Pet Peevies. You know, the things that urk you (erk? irk?) deep in the belly. They make you cringe. They may be big, they may be small, but they bug the bugs outta you. I'm going to tell you all the pet peeves in my life, so you can see what a shallow, easily annoyed person I am. And then you'll realize that you agree with my peeves and you are just as shallow. You. You are shallower than the little ocean that couldn't. He. He was just a half-inch-deep flood. Not even big enough to call off school. What? oh. oh yeah. Pet peeves.........
-Lie. You lie to me, you die to me. Not really... but honestly? What is the gain? STOP LYING.
-This one is kinda super shallow, but when girls with super thick hair have their hair at one length, blunt, with no layers.

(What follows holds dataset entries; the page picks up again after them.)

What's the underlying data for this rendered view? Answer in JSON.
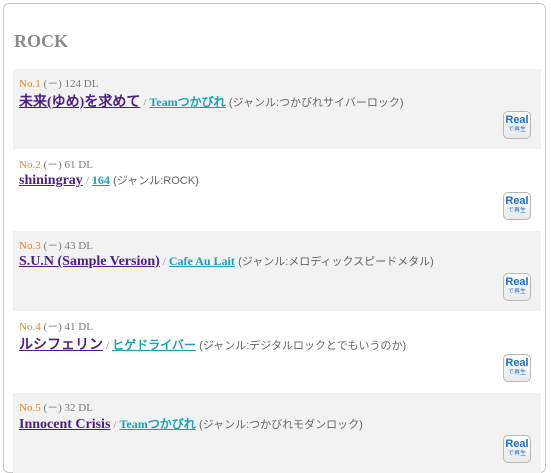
{
  "category": {
    "heading": "ROCK"
  },
  "rows": [
    {
      "rank": "No.1",
      "stats": "(－) 124 DL",
      "title": "未来(ゆめ)を求めて",
      "separator": "/",
      "artist": "Teamつかびれ",
      "genre": "(ジャンル:つかびれサイバーロック)",
      "btn_main": "Real",
      "btn_sub": "で再生"
    },
    {
      "rank": "No.2",
      "stats": "(－) 61 DL",
      "title": "shiningray",
      "separator": "/",
      "artist": "164",
      "genre": "(ジャンル:ROCK)",
      "btn_main": "Real",
      "btn_sub": "で再生"
    },
    {
      "rank": "No.3",
      "stats": "(－) 43 DL",
      "title": "S.U.N (Sample Version)",
      "separator": "/",
      "artist": "Cafe Au Lait",
      "genre": "(ジャンル:メロディックスピードメタル)",
      "btn_main": "Real",
      "btn_sub": "で再生"
    },
    {
      "rank": "No.4",
      "stats": "(－) 41 DL",
      "title": "ルシフェリン",
      "separator": "/",
      "artist": "ヒゲドライバー",
      "genre": "(ジャンル:デジタルロックとでもいうのか)",
      "btn_main": "Real",
      "btn_sub": "で再生"
    },
    {
      "rank": "No.5",
      "stats": "(－) 32 DL",
      "title": "Innocent Crisis",
      "separator": "/",
      "artist": "Teamつかびれ",
      "genre": "(ジャンル:つかびれモダンロック)",
      "btn_main": "Real",
      "btn_sub": "で再生"
    }
  ]
}
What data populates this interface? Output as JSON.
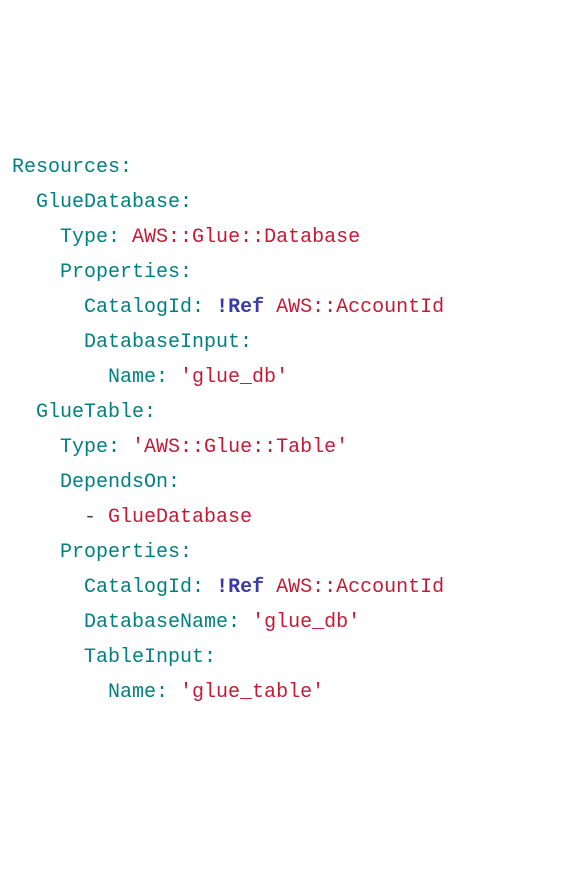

-wen ppl typ lyk diz n thinc it luks kewl wen rly u luk lky an unedumacated foo. juz cut it owt. sreously.
- When people say redundant things like OVER-EXAGGERATE. No. You OVERreact OR EXAGGAGERATE. You don't over-exaggerate. Golly. Pick one or the other.
-Me: Lindsay got her braces off!
Julie: Um duh! You didn't know that?
My thoughts: OBVIOUSLY I KNEW THAT. I JUST TOLD YOU!!!!!!!!
-When pretty girls complain about being ugly. Pesses me off. Or skinny girls complain about being fat. That makes anyone bigger than them feel maaaaasive. So to all yall pretty skinnies, stop.
- When peolple say "to be pacific" instead of "specific" or salary instead of celery. Oh, i didn't know you were an ocean who eats your income.
- Black and brown. Golden rule of fashion. Unless it's tan and black, no no no no no.